Subscriber-related revenue. DISH “Subscriber-related revenue” totaled $12.976 billion for the year ended December
31, 2011, an increase of $432 million or 3.4% compared to the same period in 2010. This change was primarily
related to the increase in “ARPU” discussed below.
ARPU. “Average monthly revenue per subscriber” was $76.93 during the year ended December 31, 2011 versus
$73.32 during the same period in 2010. The $3.61 or 4.9% increase in ARPU was primarily attributable to price
increases during the past year, higher hardware related revenue and fees earned from our in-home service operations,
partially offset by decreases in premium and pay per view revenue.
Equipment and merchandise sales, rental and other revenue. Equipment and merchandise sales, rental and other
revenue” totaled $1.036 billion for the year ended December 31, 2011, an increase of $976 million compared to the
same period in 2010. This increase was primarily driven by revenue from the rental of movies and video games, the
sale of previously rented titles, and other merchandise sold to customers including movies, video games and other
accessories related to our Blockbuster operations which commenced April 26, 2011.

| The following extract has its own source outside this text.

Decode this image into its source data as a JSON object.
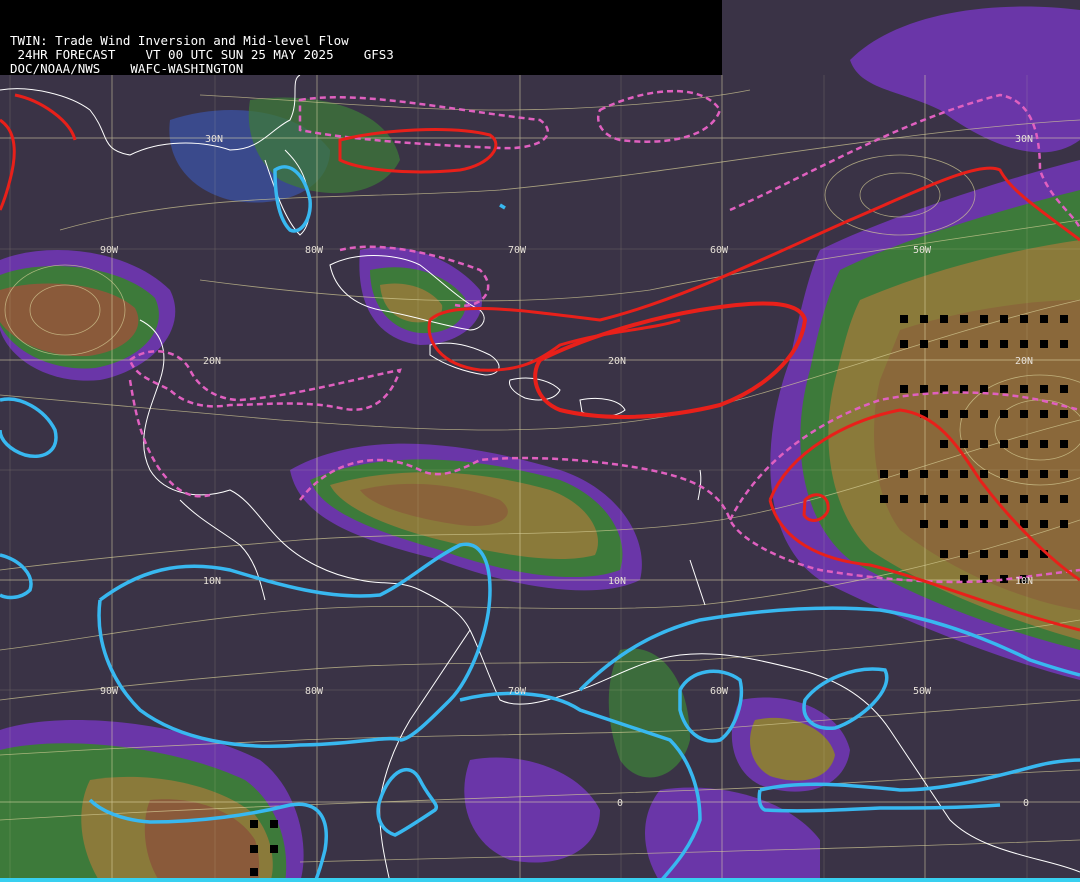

Subscriber-related expenses. “Subscriber-related expenses” totaled $6.846 billion during the year ended December
31, 2011, an increase of $169 million or 2.5% compared to the same period in 2010. The increase in “Subscriber-
related expenses” was primarily attributable to higher programming costs and an increase in customer retention
expense, partially offset by reduced costs related to our call centers. The increase in programming costs was driven by
rate increases in certain of our programming contracts, including the renewal of certain contracts at higher rates.

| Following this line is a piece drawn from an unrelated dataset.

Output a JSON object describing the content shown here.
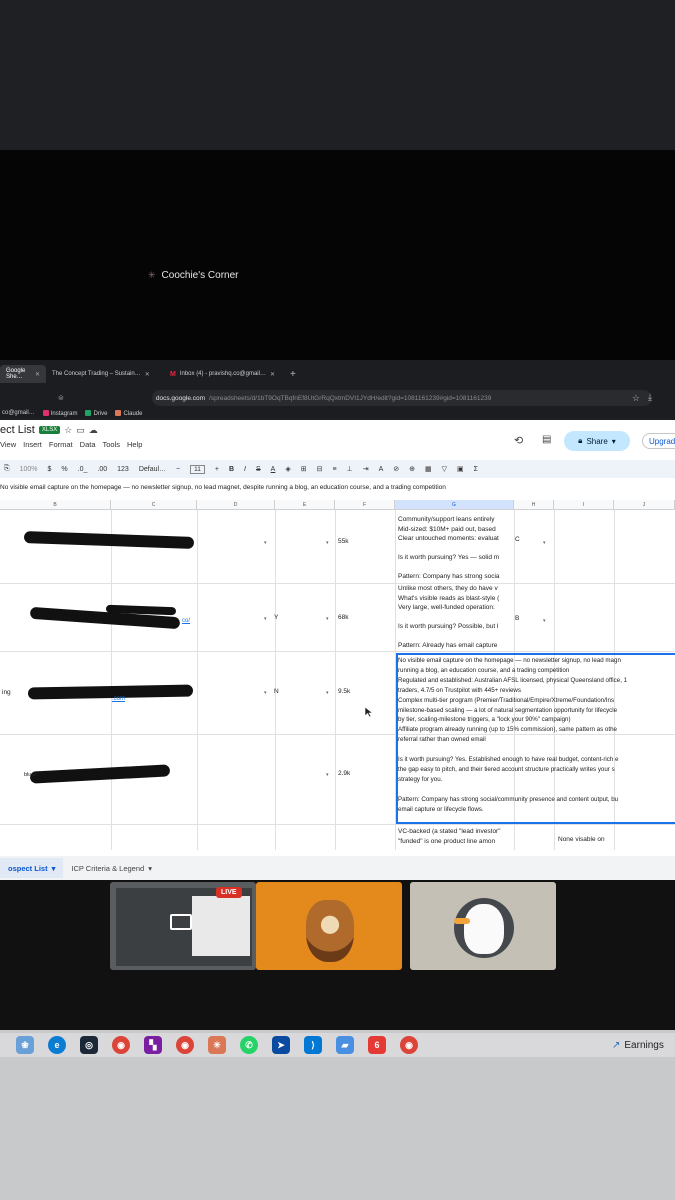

“Subscriber-related expenses” represented 52.8% and 53.2% of “Subscriber-related revenue” during the year ended
December 31, 2011 and 2010, respectively. The improvement in this expense to revenue ratio primarily resulted from
an increase in “Subscriber-related revenue,” partially offset by higher programming costs, discussed above.